Page 11 of Lie For Me

Lucy rolled her eyes at him.

‘Good to know. What are the other reasons?’

Jack shrugged.

‘Bad posture from long hours hunched over my desk in the office.’

Lucy opened her mouth to ask him about work. She had seen the Herberts’ fiasco online and knew it likely meant he’d had a late night. But before she could ask, he said, ‘What’s this thing you want to talk to me about? You were very cryptic as we were leaving class.’

Lucy knew this was it. She took a sip of coffee to buy another few seconds before she had to go through with her plan. She put her cup down with a rattle and took a breath.

‘I want you to come with me to my brother’s wedding,’ she said.

Jack looked unfazed. They went to plenty of things together.

‘As my boyfriend.’

Jack stopped chewing and stared at her.

‘Fake, my fake boyfriend! My plus one. I already RSVP’d plus one.’ She hurried on. ‘It’s not as mad as it sounds.’

Jack’s expression told her it did, in fact, sound quite mad.

Jack swallowed and regained the power of speech.

‘You’re usually happy going to these things on your own—what’s different this time?’

‘The difference,’ she said as she slathered jam onto her toast and fingers, ‘is my family. I’ve told you all the horror stories.’ She gestured with her toast. ‘All true.’

Jack raised his eyebrows and watched Lucy attack her breakfast.

Lucy licked jam off her fingers and let out a weighty sigh. ‘It’s three whole days with them, stuck in a country hotel in Shropshire, and I just want to give them as little ammunition as possible and escape with my dignity intact.’

Lucy sipped her tea and picked at an imaginary hole in her leggings.

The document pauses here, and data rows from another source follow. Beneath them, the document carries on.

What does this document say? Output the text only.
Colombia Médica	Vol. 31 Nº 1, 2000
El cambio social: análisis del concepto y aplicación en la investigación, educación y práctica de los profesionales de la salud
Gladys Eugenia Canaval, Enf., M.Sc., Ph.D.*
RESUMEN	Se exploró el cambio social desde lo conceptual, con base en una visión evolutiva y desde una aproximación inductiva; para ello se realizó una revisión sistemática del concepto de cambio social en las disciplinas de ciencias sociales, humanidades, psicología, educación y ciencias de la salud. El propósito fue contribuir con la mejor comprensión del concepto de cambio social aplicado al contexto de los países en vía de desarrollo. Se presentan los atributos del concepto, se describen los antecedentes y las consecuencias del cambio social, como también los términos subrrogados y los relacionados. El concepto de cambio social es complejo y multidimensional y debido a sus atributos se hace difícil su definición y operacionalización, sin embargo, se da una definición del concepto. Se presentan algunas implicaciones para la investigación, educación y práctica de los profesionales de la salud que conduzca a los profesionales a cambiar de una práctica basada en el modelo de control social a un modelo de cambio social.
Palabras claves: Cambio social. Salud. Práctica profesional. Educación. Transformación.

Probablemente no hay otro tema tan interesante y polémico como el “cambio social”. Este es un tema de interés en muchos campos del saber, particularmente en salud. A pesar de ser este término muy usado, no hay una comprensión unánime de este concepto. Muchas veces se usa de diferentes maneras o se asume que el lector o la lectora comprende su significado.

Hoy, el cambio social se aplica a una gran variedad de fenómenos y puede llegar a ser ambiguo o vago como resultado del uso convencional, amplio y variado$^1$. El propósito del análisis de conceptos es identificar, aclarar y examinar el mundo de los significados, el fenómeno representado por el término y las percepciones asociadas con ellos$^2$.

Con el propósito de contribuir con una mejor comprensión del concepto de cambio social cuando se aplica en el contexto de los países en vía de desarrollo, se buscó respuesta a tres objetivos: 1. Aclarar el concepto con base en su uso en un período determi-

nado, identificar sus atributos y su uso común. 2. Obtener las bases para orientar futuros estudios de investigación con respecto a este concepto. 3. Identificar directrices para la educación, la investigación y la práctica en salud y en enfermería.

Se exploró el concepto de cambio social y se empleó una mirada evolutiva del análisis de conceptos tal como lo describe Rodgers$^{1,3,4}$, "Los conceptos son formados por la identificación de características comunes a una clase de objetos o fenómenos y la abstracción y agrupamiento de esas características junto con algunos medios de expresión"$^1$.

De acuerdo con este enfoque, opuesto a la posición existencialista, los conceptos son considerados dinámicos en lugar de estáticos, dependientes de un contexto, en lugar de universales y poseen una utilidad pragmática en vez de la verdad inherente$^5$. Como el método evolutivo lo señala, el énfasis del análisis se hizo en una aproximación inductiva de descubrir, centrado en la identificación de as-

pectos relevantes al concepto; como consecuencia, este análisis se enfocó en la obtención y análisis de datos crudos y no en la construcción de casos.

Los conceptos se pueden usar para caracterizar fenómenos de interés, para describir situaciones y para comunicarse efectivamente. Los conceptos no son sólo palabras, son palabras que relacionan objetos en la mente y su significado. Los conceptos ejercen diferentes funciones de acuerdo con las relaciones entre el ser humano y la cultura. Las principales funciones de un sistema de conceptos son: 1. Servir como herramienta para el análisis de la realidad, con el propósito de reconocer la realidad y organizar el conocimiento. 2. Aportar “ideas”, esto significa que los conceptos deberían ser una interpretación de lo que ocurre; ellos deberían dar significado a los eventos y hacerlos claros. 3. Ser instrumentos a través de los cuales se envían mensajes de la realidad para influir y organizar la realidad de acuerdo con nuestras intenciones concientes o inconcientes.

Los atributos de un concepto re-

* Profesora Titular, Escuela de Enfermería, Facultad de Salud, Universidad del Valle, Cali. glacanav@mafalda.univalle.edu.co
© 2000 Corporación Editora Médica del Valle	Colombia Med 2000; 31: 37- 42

‘Heather and I only recently started talking again, and it’s all a bit…. fragile.’

Jack ran a hand over the dark stubble on his chin and leaned back to rub his belly, his shirt riding up slightly above the waistband of his jeans to reveal a fine line of hairs. Lucy’s eyes slid over the toned and tanned skin. A woman sitting across from them paused with a spoonful of yoghurt halfway to her mouth to take in the view.

‘I dunno Luce, you know I don’t like weddings, and there’s…’ He sighed. ‘There’s actually a lot going on with the company at the moment. It’s not a good time for me to be away. Can’t you ask Aaron?’

‘No, he’s got a new girlfriend, and I don’t imagine she’d want me asking him to hold my hand and fawn over me all weekend. You’re my only single male friend and therefore the only candidate for,’ she wiggled her eyebrows and grinned, ‘this exciting opportunity.’

Jack pulled a face.

‘Flattered as I am to be selected on the basis that I am literally the only viable candidate, I refer you to my previous points. I hate weddings and don’t go, and I have too much on to get caught up in what sounds like a family drama.’ He cleared his throat and leaned forward slightly. ‘Listen.’ He slid some dirty plates to one side. ‘I have something I wanted to talk to you—’

Oblivious to everything but her present predicament, Lucy had developed selective hearing and didn’t register what he was saying.

‘Oh, Jack, come on,’ she pleaded. ‘Do me this one favour!’

‘One favour?’ He raised his eyebrows so high Lucy thought they might disappear into his hairline. ‘You mean like the one favour when I drove forty miles to Leeds to pick you up in the middle of the night when your car broke down again? Or the one favour when I had to go round to yours when you thought you had a leak because you left the tap—’

‘Okay, okay,’ Lucy conceded the point. ‘Do me this other, extra-important favour because you’re such a good friend, and you might even be The Best Friend in the World, and you don’t want to see me emotionally scarred—wait—make that, more emotionally scarred, and in need of therapy. Or wanted for murder. And it’s an open bar. Did I mention that? And I will owe you.’

Jack appeared unmoved by her plight. She watched as he reached for his coffee, relaxed back in his seat, and took a deliberately loud and long slurp.